1) Don’t believe anyone who says there is no fee or who doesn’t discuss fees upfront
There are different ways advisors might charge you. A good one will lay out his / her fee structure in the beginning of the conversation. Does he or she benefit when you benefit, or when something else happens? An advisor who earns an hourly rate or a fixed percentage of your portfolio value – is better aligned with your interests than an advisor who earns commissions for selling you particular financial products. Don’t believe that they are doing something for free!
2) Only take advice from those with qualifications (and don’t drive a flashy car)
Check if they work for a regulated firm (do some background checks), not one based offshore in the Cayman Islands with a posh-sounding name.
3) Don’t accept vague answers
I know there are some complex financial products out there. Read the small letters and don’t be afraid to ask questions about the stuff you don’t understand. If your advisor just gives you a vague explanation and you feel that he / she doesn’t know much of the detail himself, please consider someone else.
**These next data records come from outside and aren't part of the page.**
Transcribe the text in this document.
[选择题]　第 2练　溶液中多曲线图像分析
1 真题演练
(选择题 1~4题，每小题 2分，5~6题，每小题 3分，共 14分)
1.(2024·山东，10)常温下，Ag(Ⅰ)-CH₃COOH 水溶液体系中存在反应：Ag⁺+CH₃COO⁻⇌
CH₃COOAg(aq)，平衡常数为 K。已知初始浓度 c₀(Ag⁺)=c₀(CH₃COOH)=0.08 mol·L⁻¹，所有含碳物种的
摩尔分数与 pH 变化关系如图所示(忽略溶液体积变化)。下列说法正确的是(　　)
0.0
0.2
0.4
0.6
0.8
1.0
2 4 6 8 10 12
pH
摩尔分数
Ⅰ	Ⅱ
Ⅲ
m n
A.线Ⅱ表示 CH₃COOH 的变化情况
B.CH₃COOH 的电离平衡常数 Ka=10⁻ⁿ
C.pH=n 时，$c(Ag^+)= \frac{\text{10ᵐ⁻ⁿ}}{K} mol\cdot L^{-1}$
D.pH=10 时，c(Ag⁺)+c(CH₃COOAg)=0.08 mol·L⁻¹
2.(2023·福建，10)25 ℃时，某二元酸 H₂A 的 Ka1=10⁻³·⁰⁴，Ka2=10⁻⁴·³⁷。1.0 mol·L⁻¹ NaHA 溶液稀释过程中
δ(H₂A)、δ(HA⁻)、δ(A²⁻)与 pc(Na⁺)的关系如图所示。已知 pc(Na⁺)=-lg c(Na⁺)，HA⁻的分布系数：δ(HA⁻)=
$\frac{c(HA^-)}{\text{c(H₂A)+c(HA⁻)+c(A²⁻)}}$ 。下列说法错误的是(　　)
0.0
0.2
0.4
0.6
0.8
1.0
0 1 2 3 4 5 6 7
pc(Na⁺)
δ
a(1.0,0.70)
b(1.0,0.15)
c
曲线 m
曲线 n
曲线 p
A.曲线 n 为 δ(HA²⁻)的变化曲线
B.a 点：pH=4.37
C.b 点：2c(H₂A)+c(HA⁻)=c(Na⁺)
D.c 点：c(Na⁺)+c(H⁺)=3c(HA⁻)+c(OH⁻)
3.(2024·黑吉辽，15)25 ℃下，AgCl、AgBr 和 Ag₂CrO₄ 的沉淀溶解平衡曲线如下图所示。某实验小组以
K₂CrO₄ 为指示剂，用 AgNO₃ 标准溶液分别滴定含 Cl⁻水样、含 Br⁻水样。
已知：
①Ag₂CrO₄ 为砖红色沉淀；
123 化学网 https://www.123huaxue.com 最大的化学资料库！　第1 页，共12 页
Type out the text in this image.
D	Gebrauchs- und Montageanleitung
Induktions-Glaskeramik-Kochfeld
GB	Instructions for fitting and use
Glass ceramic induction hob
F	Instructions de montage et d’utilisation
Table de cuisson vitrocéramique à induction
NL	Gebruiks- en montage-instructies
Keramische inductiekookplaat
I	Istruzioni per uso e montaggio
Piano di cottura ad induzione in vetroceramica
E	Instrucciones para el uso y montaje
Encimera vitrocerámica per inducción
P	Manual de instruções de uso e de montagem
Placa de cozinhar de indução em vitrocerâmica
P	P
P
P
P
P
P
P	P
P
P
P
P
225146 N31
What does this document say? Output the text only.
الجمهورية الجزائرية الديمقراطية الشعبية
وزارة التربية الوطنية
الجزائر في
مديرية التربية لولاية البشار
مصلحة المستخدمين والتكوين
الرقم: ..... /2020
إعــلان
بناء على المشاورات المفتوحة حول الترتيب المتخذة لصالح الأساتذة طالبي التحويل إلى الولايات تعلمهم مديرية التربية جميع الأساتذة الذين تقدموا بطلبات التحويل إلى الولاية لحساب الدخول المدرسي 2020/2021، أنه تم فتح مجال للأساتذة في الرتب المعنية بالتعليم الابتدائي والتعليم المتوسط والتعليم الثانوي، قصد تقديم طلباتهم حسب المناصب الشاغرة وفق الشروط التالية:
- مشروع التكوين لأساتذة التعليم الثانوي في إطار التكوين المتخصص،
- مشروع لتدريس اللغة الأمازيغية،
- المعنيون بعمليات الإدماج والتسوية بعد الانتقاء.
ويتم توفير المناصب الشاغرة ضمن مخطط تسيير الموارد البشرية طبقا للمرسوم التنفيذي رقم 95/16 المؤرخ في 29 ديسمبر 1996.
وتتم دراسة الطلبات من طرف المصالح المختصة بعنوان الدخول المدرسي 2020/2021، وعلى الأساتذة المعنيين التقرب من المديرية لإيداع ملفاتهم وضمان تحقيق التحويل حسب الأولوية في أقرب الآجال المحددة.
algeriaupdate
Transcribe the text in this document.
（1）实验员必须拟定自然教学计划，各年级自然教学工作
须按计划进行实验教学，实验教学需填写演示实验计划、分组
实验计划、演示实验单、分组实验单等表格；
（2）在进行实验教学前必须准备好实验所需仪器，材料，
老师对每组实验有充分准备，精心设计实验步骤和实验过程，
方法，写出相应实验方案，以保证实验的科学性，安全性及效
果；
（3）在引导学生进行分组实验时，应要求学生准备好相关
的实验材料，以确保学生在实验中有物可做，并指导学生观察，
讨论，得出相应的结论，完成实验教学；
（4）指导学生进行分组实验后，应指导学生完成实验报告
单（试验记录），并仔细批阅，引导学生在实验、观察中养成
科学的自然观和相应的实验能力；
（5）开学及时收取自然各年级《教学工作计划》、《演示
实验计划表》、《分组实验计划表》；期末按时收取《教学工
Only invest in things you’ve researched and that you thoroughly understand!
4) Don’t let them convince you to put more than 20% of your investments in alternative investments (gold, oil, art, metals, exclusive wine or other alternative assets)
There are various reasons an advisor might push you in this direction. Because he thinks he knows about market timings or that he can forecast macroeconomic events (even economists can’t do that). He’ll probably receive a commission for placing you in these types of investments. Although these are indeed interesting investments, just make sure you understand thoroughly what investing in alternative investments implies.
5) He / she guarantees investment performance
Markets fluctuate unpredictably. You would probably want an advisor to commit to a rate of return (we all like to have a certain amount of security). But remember, he or she just simply can’t make a promise of a specified rate of return or a promise to outperform the market.
6) It should be your decision, not the one of the financial advisor
For a lot of people, financial planning is complicated and boring. Hence, they delegate it to someone else. Please make sure you are involved in the plans which suits your timeframe, know the plans well enough so you can explain it to someone else and read the small letters. Investing don’t has to cost a lot of money and it doesn’t need to be pricier than it is.
Last but not least: if it doesn’t make sense to you, don’t do it!